«Fratelli, Dio, ricco di misericordia, per il grande amore con il quale ci ha amato, da morti che eravamo per le colpe, ci ha fatto rivivere con Cristo: per grazia siete salvati.» (Ef 2,4-10)
« … Dio infatti ha tanto amato il mondo da dare il Figlio unigenito perché chiunque crede in lui non vada perduto, ma abbia la vita eterna.» (Gv 3,14-21)
«Rallegrati Gerusalemme …» Così comincia l’antifona d’ingresso di questa domenica che, proprio per questo, è detta Laetare. La Parola di oggi, poi, ci indica per che cosa rallegrarci: Dio ci ama!
Fin dalla prima lettura, infatti ascoltiamo che Il Signore … aveva compassione del suo popolo e della sua dimora; Dio, che è Amore (Cfr. 1Gv 4,8), ama il suo popolo in maniera “viscerale”, tanto da esserne “geloso”: dopo averlo ammonito senza successo, si allontana per un po’ dal popolo per fargli sperimentare quanto ha bisogno di Lui.
Nella seconda lettura, poi, S. Paolo ci ricorda il motivo della nostra salvezza: per il grande amore con il quale ci ha amato. Un amore che si manifesta pienamente in Cristo. È grazie alla sua passione, morte e resurrezione, infatti, che siamo passati dalla morte alla vita, dalla schiavitù del peccato alla libertà dei figli di Dio: per grazia siete stati salvati. Non sono le nostre opere ad acquistarci la salvezza, ma è la salvezza, l’Amore di Dio “effuso nei nostri cuori” (Cfr. Rm 5,5), che ci permette di compiere le opere dei figli di Dio.
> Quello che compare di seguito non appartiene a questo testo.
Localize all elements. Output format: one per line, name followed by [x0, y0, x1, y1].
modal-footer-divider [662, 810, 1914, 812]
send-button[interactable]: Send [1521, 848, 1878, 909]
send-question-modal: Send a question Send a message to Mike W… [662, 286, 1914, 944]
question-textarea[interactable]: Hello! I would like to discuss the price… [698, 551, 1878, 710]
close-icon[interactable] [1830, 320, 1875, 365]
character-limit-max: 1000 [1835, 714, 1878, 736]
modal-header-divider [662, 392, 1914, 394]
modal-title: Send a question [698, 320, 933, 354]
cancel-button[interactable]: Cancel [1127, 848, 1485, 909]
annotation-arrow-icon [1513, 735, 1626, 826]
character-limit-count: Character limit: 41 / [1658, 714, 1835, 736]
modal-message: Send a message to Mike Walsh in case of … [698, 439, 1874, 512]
Nel Vangelo, in fine, la proclamazione dell’amore di Dio per l’umanità raggiunge il suo culmine: “Dio infatti ha tanto amato il mondo da dare il Figlio unigenito”. Dio dà tutto se stesso per la nostra salvezza, si compromette con noi, si consegna nelle nostre mani fino ad essere crocifisso, per mostrarci la misura del Suo Amore.
La letizia di oggi è, quindi, motivata dall’amore gratuito di Dio per noi, dal fatto che siamo salvati per grazia. Tale salvezza gratuita il Signore vuole donarla a tutti; ma è, appunto, un dono e come tale comporta la libera accettazione da parte dei destinatari. Per questo oggi Gesù paragona il suo mistero pasquale all’innalzamento del serpente nel deserto (Cfr. Nm 21,8s). Come Israele nel deserto è chiamato a guardare alla “conseguenza del suo peccato” per essere salvato dalla morte (i serpenti vengono mandati proprio per rendere visibile il “veleno” della mormorazione), così anche il popolo della Nuova Alleanza è chiamato volgere lo sguardo “a colui che hanno trafitto” per ottenere la liberazione dal peccato.
Il dono gratuito dell’Amore di Dio ci chiama quindi a responsabilità, ci chiede di accoglierlo e “rispondervi”. Si può rispondere a tale Amore a vari livelli: S. Bonaventura ci invita a “riamare” un così grande Amante («Sic nos amantem qui non redamaret»); l’evangelista Giovanni ci indica “come” riamare: «Se Dio ci ha amati anche noi dobbiamo amarci gli uni gli altri» (1Gv 4,11); ma c’è una risposta fondamentale a tale amore senza la quale non sono possibili le altre due: crederci! Il Vangelo di oggi afferma: « chiunque crede in lui» non va perduto, ma ha la vita eterna; nella sua prima lettera S. Giovanni dichiara: «Noi abbiamo creduto all’amore che Dio ha per noi!» (1Gv 4,16).
Guardare a Cristo, accogliere il Suo Amore, significa, quindi, in prima istanza, credere a questo amore, avere fiducia in Lui anche quando non “capiamo” e non percepiamo il Suo amore. Una fiducia che non può essere solo esteriore, “verbale” (“non chi dice Signore, Signore …”), ma che deve tradursi in gesti concreti, in una vita che, sull’esempio del Maestro, sa farsi dono.
Oggi Gesù ci ha assicurato che «chiunque crede in lui» non andrà perduto e avrà la Vita eterna. A questo punto, però, è il caso di domandarci: “Io credo in Lui?”. Non rispondiamo affrettatamente, ma guardiamo alla nostra vita, a ciò in cui confidiamo, a ciò di cui siamo convinti di non potere fare a meno … “Io credo in Lui?”